進一步而言,第一切換式電容濾波器121與第二切換式電容濾波器122具有相同的電路結構。亦即,第一切換式電容濾波器121包括第一開關SW11、第一電容C1、第二開關SW12與第二電容C2。其中,第一開關SW11的第一端耦接可程式增益放大電路110的單一輸出端113。第一電容C1耦接在第一開關SW11的第二端與接地端之間。第二開關SW12的第一端耦接第一開關SW11的第二端。第二電容C2耦接在第二開關SW12的第二端與接地端之間。此外,在第一模式下,第一開關SW11導通且第二開關SW12不導通。在第二模式下,第一開關SW11不導通且第二開關SW12導通。Further, the first switched capacitor filter 121 and the second switched capacitor filter 122 have the same circuit configuration. That is, the first switched capacitor filter 121 includes a first switch SW11, a first capacitor C1, a second switch SW12, and a second capacitor C2. The first end of the first switch SW11 is coupled to the single output end 113 of the programmable gain amplifying circuit 110. The first capacitor C1 is coupled between the second end of the first switch SW11 and the ground. The first end of the second switch SW12 is coupled to the second end of the first switch SW11. The second capacitor C2 is coupled between the second end of the second switch SW12 and the ground. Further, in the first mode, the first switch SW11 is turned on and the second switch SW12 is not turned on. In the second mode, the first switch SW11 is not turned on and the second switch SW12 is turned on.

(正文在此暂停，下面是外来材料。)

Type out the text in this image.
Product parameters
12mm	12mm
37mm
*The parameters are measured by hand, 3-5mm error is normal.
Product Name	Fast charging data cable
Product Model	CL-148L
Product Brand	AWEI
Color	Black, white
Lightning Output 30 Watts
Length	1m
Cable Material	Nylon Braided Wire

相似地,第二切換式電容濾波器122包括第三開關SW13、第三電容C3、第四開關SW14與第四電容C4。其中,第三開關SW13的第一端耦接第一開關SW11的第一端。第三電容C3耦接在第三開關SW13的第二端與接地端之間。第四開關SW14的第一端耦接第三開關SW13的第二端。第四電容C4耦接在第四開關SW14的第二端與接地端之間。此外,在第一模式下,第三開關SW13導通且第四開關SW14不導通。在第二模式下,第三開關SW13不導通且第四開關SW14導通。Similarly, the second switched capacitor filter 122 includes a third switch SW13, a third capacitor C3, a fourth switch SW14, and a fourth capacitor C4. The first end of the third switch SW13 is coupled to the first end of the first switch SW11. The third capacitor C3 is coupled between the second end of the third switch SW13 and the ground. The first end of the fourth switch SW14 is coupled to the second end of the third switch SW13. The fourth capacitor C4 is coupled between the second end of the fourth switch SW14 and the ground. Further, in the first mode, the third switch SW13 is turned on and the fourth switch SW14 is not turned on. In the second mode, the third switch SW13 is not turned on and the fourth switch SW14 is turned on.

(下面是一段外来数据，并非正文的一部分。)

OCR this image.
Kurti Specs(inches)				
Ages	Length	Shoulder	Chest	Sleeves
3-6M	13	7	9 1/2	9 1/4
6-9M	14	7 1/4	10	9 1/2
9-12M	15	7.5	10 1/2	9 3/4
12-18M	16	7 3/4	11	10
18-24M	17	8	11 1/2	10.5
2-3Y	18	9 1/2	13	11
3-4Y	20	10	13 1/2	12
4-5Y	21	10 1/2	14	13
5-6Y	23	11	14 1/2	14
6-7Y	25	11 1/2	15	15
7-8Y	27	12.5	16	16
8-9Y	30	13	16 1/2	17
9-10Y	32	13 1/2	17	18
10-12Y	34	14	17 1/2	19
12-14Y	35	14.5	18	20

換言之,第一切換式電容濾波器121包括相互串聯的第一開關SW11與第二開關SW12。第一開關SW11透過第一電容C1耦接至接地端,且第二開關SW12透過第二電容C2耦接至接地端。相似地,第二切換式電容濾波器122包括互串聯的第三開關SW13與第四開關SW14。第三開關SW13透過第三電容C3耦接至接地端,且第四開關SW14透過第四電容C4耦接至接地端。In other words, the first switched capacitor filter 121 includes a first switch SW11 and a second switch SW12 that are connected in series with each other. The first switch SW11 is coupled to the ground through the first capacitor C1, and the second switch SW12 is coupled to the ground through the second capacitor C2. Similarly, the second switched capacitor filter 122 includes a third switch SW13 and a fourth switch SW14 that are connected in series. The third switch SW13 is coupled to the ground through the third capacitor C3, and the fourth switch SW14 is coupled to the ground through the fourth capacitor C4.

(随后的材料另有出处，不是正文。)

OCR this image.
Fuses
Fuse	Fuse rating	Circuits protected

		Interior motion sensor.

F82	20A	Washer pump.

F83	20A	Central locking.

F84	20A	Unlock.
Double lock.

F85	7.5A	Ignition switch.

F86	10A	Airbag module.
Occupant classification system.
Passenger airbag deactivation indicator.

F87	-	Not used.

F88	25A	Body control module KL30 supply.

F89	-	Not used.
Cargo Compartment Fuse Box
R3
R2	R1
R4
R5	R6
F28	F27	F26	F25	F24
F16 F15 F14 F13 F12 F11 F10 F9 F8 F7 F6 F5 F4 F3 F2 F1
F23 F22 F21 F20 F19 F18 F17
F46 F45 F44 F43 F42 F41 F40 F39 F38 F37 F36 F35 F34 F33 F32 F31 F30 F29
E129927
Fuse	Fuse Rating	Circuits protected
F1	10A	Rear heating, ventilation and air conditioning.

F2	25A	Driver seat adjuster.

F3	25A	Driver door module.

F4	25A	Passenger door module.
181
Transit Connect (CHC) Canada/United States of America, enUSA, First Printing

值得注意的是,濾波電路120的截止頻率是正比於第一電容C1與第二電容C2的比值以及第三電容C3與第四電容C4的比值。換言之,可藉由調整兩電容的比值來調整濾波電路120的截止頻率。由於濾波電路120的截止頻率是正比於兩電容的比值,因此在等比例縮減兩電容之電容值的情況下濾波電路120的截止頻率依舊可以固定不變。如此將有助於縮減濾波電路120的佈局面積,從而有助於前置放大器10的微小化。It should be noted that the cutoff frequency of the filter circuit 120 is proportional to the ratio of the first capacitor C1 to the second capacitor C2 and the ratio of the third capacitor C3 to the fourth capacitor C4. In other words, the cutoff frequency of the filter circuit 120 can be adjusted by adjusting the ratio of the two capacitors. Since the cutoff frequency of the filter circuit 120 is proportional to the ratio of the two capacitors, the cutoff frequency of the filter circuit 120 can still be fixed without equalizing the capacitance value of the two capacitors. This will help to reduce the layout area of the filter circuit 120, thereby contributing to the miniaturization of the preamplifier 10.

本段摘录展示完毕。